Part 1 of 4
by David Corrigan and Sherry Bracken
KAILUA-KONA, Hawaii: Kona becomes a carnival of athletics when the Ford Ironman World Championship races into town.
1,800 athletes descend on the bayside Big Island village, joined by an even greater number of family and supporters, industry professionals, media, and volunteer Kokua Crew.
The day-to-day population swells and major highways are shut down to accomodate the legendary 2.4-mile swim, 112-mile bike and 26.2-mile race.
Kailua Village becomes inundated with athletes, geared up in high tech – often skimpy – athletic garb… lampooned in the annual Underapants run, which features a sarcastic jaunt of male and female athletes in their skivvies, BVDs or tighty whiteys
But by race day, it is down to series business… When the army of athletes hit the water early, and don’t stop until the sun goes down over the hot lava fields of Kona.

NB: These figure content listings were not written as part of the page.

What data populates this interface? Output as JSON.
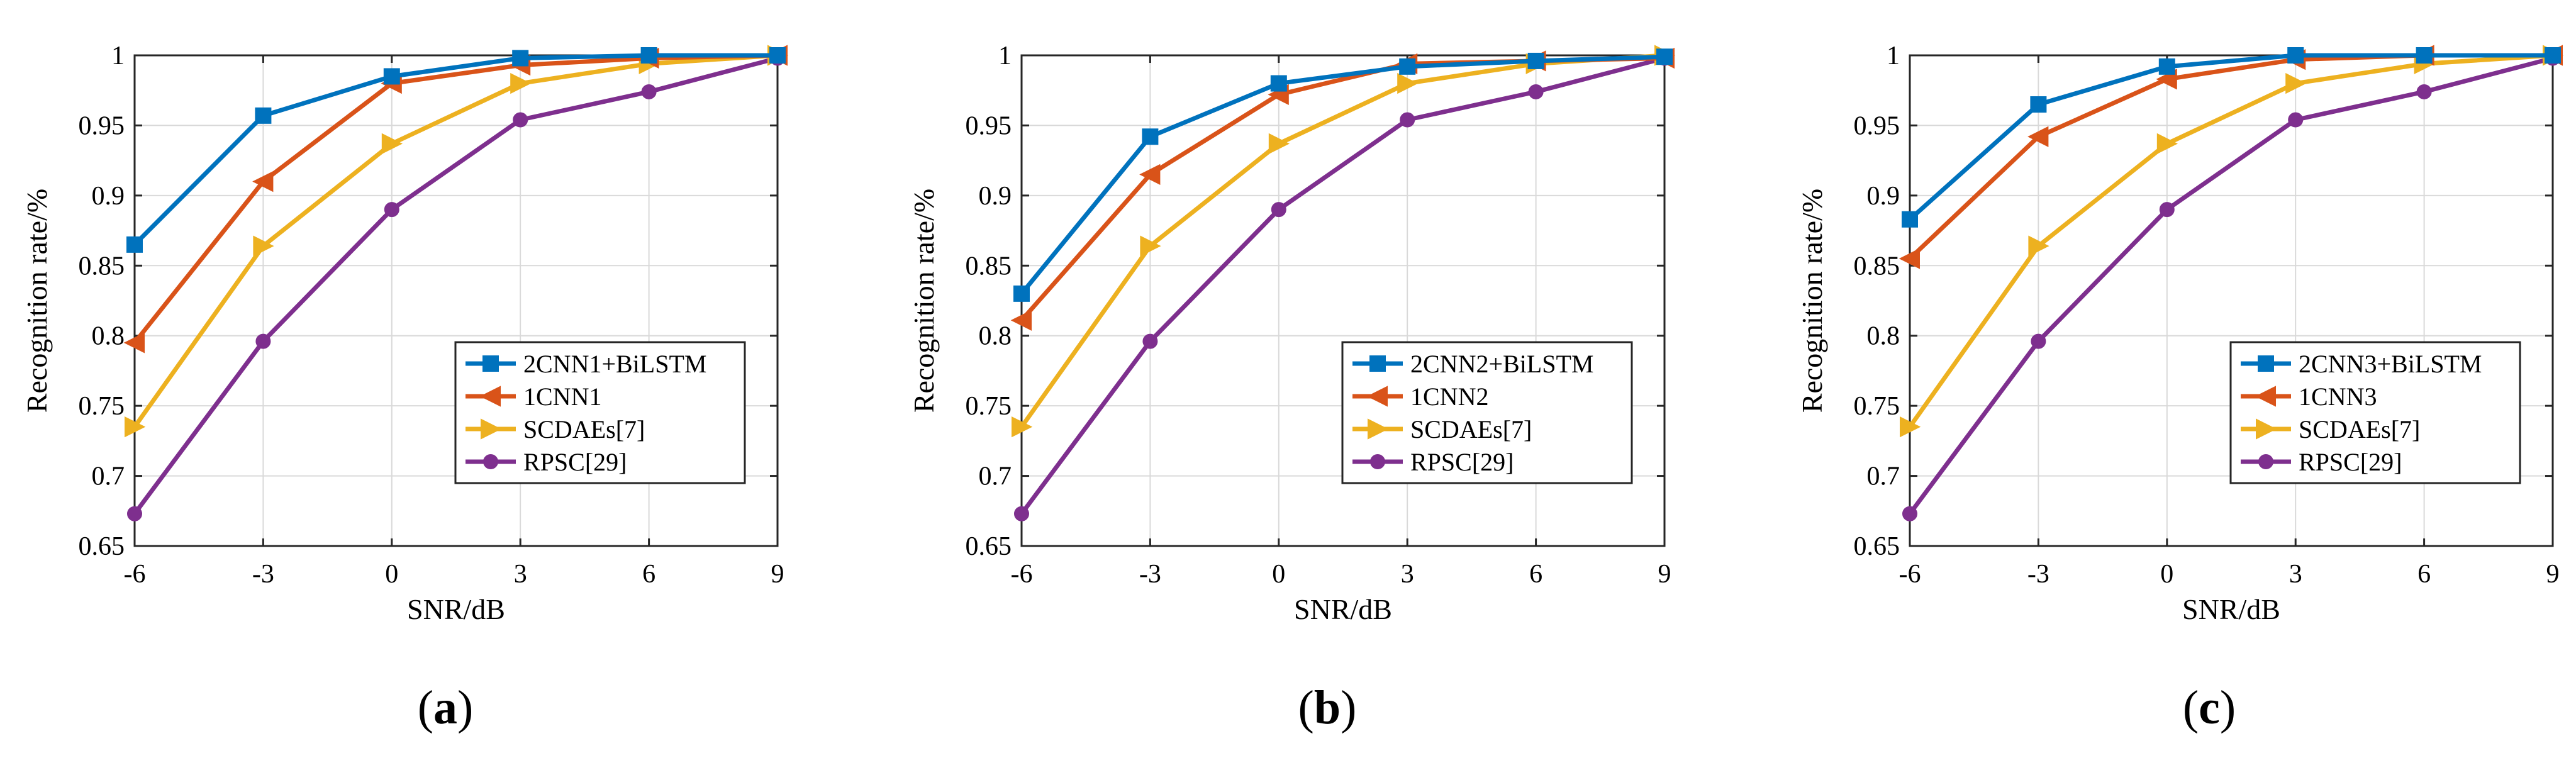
{
  "colors": {
    "blue": "#0072BD",
    "orange": "#D95319",
    "yellow": "#EDB120",
    "purple": "#7E2F8E"
  },
  "panels": [
    {
      "open": "(",
      "letter": "a",
      "close": ")"
    },
    {
      "open": "(",
      "letter": "b",
      "close": ")"
    },
    {
      "open": "(",
      "letter": "c",
      "close": ")"
    }
  ],
  "chart_data": [
    {
      "type": "line",
      "panel": "(a)",
      "xlabel": "SNR/dB",
      "ylabel": "Recognition rate/%",
      "x": [
        -6,
        -3,
        0,
        3,
        6,
        9
      ],
      "xticks": [
        "-6",
        "-3",
        "0",
        "3",
        "6",
        "9"
      ],
      "yticks": [
        "0.65",
        "0.7",
        "0.75",
        "0.8",
        "0.85",
        "0.9",
        "0.95",
        "1"
      ],
      "xlim": [
        -6,
        9
      ],
      "ylim": [
        0.65,
        1.0
      ],
      "legend_position": "lower-right",
      "series": [
        {
          "name": "2CNN1+BiLSTM",
          "marker": "square",
          "color": "#0072BD",
          "values": [
            0.865,
            0.957,
            0.985,
            0.998,
            1.0,
            1.0
          ]
        },
        {
          "name": "1CNN1",
          "marker": "triangle-left",
          "color": "#D95319",
          "values": [
            0.795,
            0.91,
            0.98,
            0.993,
            0.998,
            1.0
          ]
        },
        {
          "name": "SCDAEs[7]",
          "marker": "triangle-right",
          "color": "#EDB120",
          "values": [
            0.735,
            0.864,
            0.937,
            0.98,
            0.994,
            1.0
          ]
        },
        {
          "name": "RPSC[29]",
          "marker": "circle",
          "color": "#7E2F8E",
          "values": [
            0.673,
            0.796,
            0.89,
            0.954,
            0.974,
            0.998
          ]
        }
      ]
    },
    {
      "type": "line",
      "panel": "(b)",
      "xlabel": "SNR/dB",
      "ylabel": "Recognition rate/%",
      "x": [
        -6,
        -3,
        0,
        3,
        6,
        9
      ],
      "xticks": [
        "-6",
        "-3",
        "0",
        "3",
        "6",
        "9"
      ],
      "yticks": [
        "0.65",
        "0.7",
        "0.75",
        "0.8",
        "0.85",
        "0.9",
        "0.95",
        "1"
      ],
      "xlim": [
        -6,
        9
      ],
      "ylim": [
        0.65,
        1.0
      ],
      "legend_position": "lower-right",
      "series": [
        {
          "name": "2CNN2+BiLSTM",
          "marker": "square",
          "color": "#0072BD",
          "values": [
            0.83,
            0.942,
            0.98,
            0.992,
            0.996,
            0.999
          ]
        },
        {
          "name": "1CNN2",
          "marker": "triangle-left",
          "color": "#D95319",
          "values": [
            0.811,
            0.915,
            0.972,
            0.994,
            0.996,
            0.998
          ]
        },
        {
          "name": "SCDAEs[7]",
          "marker": "triangle-right",
          "color": "#EDB120",
          "values": [
            0.735,
            0.864,
            0.937,
            0.98,
            0.994,
            1.0
          ]
        },
        {
          "name": "RPSC[29]",
          "marker": "circle",
          "color": "#7E2F8E",
          "values": [
            0.673,
            0.796,
            0.89,
            0.954,
            0.974,
            0.998
          ]
        }
      ]
    },
    {
      "type": "line",
      "panel": "(c)",
      "xlabel": "SNR/dB",
      "ylabel": "Recognition rate/%",
      "x": [
        -6,
        -3,
        0,
        3,
        6,
        9
      ],
      "xticks": [
        "-6",
        "-3",
        "0",
        "3",
        "6",
        "9"
      ],
      "yticks": [
        "0.65",
        "0.7",
        "0.75",
        "0.8",
        "0.85",
        "0.9",
        "0.95",
        "1"
      ],
      "xlim": [
        -6,
        9
      ],
      "ylim": [
        0.65,
        1.0
      ],
      "legend_position": "lower-right",
      "series": [
        {
          "name": "2CNN3+BiLSTM",
          "marker": "square",
          "color": "#0072BD",
          "values": [
            0.883,
            0.965,
            0.992,
            1.0,
            1.0,
            1.0
          ]
        },
        {
          "name": "1CNN3",
          "marker": "triangle-left",
          "color": "#D95319",
          "values": [
            0.855,
            0.942,
            0.983,
            0.997,
            1.0,
            1.0
          ]
        },
        {
          "name": "SCDAEs[7]",
          "marker": "triangle-right",
          "color": "#EDB120",
          "values": [
            0.735,
            0.864,
            0.937,
            0.98,
            0.994,
            1.0
          ]
        },
        {
          "name": "RPSC[29]",
          "marker": "circle",
          "color": "#7E2F8E",
          "values": [
            0.673,
            0.796,
            0.89,
            0.954,
            0.974,
            0.998
          ]
        }
      ]
    }
  ]
}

Hard to believe that all this arose from a debate during a 1978 awards ceremony for a running race held in Hawaii… One participant, Navy Commander John Collins devised the grueling race in order to settle the argument; a proposal to combine three existing races together, to be completed in succession: the Waikiki Roughwater Swim, the Around-Oahu Bike Race, and the Honolulu Marathon. The punishing race would crown the “Ironman” as Collins called it… that first ironman was Gordon Haller, who finished the race in 11 hours, 46 minutes and 58 seconds.